本文探讨了利用并查集算法解决虫子性行为研究中的数据一致性问题，通过实例解析算法实现过程，强调了数据处理和冲突检测的重要性。

题面

Background
Professor Hopper is researching the sexual behavior of a rare species of bugs. He assumes that they feature two different genders and that they only interact with bugs of the opposite gender. In his experiment, individual bugs and their interactions were easy to identify, because numbers were printed on their backs.
Problem
Given a list of bug interactions, decide whether the experiment supports his assumption of two genders with no homosexual bugs or if it contains some bug interactions that falsify it.

Input
The first line of the input contains the number of scenarios. Each scenario starts with one line giving the number of bugs (at least one, and up to 2000) and the number of interactions (up to 1000000) separated by a single space. In the following lines, each interaction is given in the form of two distinct bug numbers separated by a single space.
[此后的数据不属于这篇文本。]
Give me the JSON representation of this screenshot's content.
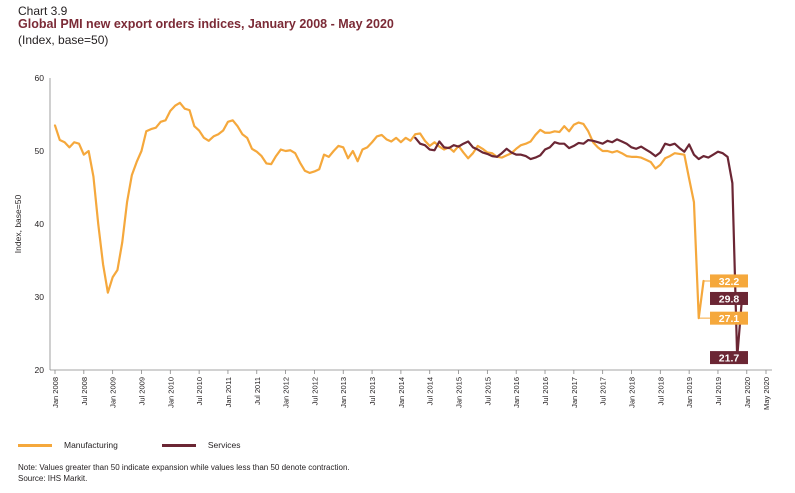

Bugs are numbered consecutively starting from one.

Output
The output for every scenario is a line containing “Scenario #i:”, where i is the number of the scenario starting at 1, followed by one line saying either “No suspicious bugs found!” if the experiment is consistent with his assumption about the bugs’ sexual behavior, or “Suspicious bugs found!” if Professor Hopper’s assumption is definitely wrong.

Sample Input

2
3 3
1 2
2 3
1 3
4 2
1 2
3 4

Sample Output

Scenario #1:
Suspicious bugs found!

Scenario #2:
No suspicious bugs found!

Hint
Huge input,scanf is recommended.

题目解释

每组测试数据给定虫子的数量n和m组对立关系，虫子的标号为1到n，每组对立关系表示这两只虫子是异性，想知道这种虫子只有两种性别的推测是否可能成立；
可能成立输出No suspicious bugs found!，不可能则输出Suspicious bugs found!
比如如果前两组数据是1，2 和 2 ，3时，表示1，2是异性，2，3是异性，则1，3是同性，若再给定1，3这组对立关系，则推测不成立

这题大致思路是用并查集实现，用pre数组来记录该集合的根节点，将属于一种性别的虫子放在一个集合里，然后用num数组记录对立关系，counterpart数组记录对立性别的节点；
如果两个虫子的根节点的num不同，则表示它们属于不同的对立关系，若num相同，counterpart不同，则表示属于对立关系的不同性别，若num相同，counterpart相同，则表示是同一性别
所以若是发现有两只虫子num不同，则将他们的根节点连接起来，记得要将一个的根节点与对方根节点的counterpart连接，根节点的counerpart与对方的根节点连接；
若是num相同，而counerpart相同，则出现了矛盾；

注意：
1.每次要对pre数组和num数组进行更新，num存的值为0表示当前这只虫子还不属于任何对立关系
2.记录出现矛盾的状态flag为1,若是flag为1,则不用判断

#include <iostream>
#include <stdio.h>
#include <string.h>
const int maxn = 2002;

int pre[maxn], num[maxn], counterpart[maxn];

int Find(int x)
{
    if(x != pre[x])
        pre[x] = Find(pre[x]);
    return pre[x];
}

int main()
{
    int T, n, m;
    scanf("%d", &T);
    for(int cas = 1; cas <= T; cas++)
    {
        scanf("%d %d", &n, &m);
        for(int i = 1; i <= n; i++)
        {
            pre[i] = i;
            num[i] = 0;
        }

        int cur = 1, x, y, flag = 0;
        for(int i = 1; i <= m; i++)
        {
            scanf("%d %d", &x, &y);
            if(flag == 1) continue;
            x = Find(x); y = Find(y);
            if(num[x] == 0 && num[y] == 0)
            {
                num[x] = num[y] = cur++;
                counterpart[x] = y;
                counterpart[y] = x;
            }
            else if(num[x] == 0)
            {
                pre[x] = counterpart[y];
            }
            else if(num[y] == 0)
            {
                pre[y] = counterpart[x];
            }
            else if(x != y)
            {
                pre[x] = counterpart[y];
                pre[counterpart[x]] = y;
            }
            else
            {
                if(counterpart[x] != y)
                    flag = 1;
            }
        }
        if(cas > 1) putchar('\n');
        printf("Scenario #%d:\n", cas);
        if(flag == 1) printf("Suspicious bugs found!\n");
        else printf("No suspicious bugs found!\n");
    }
}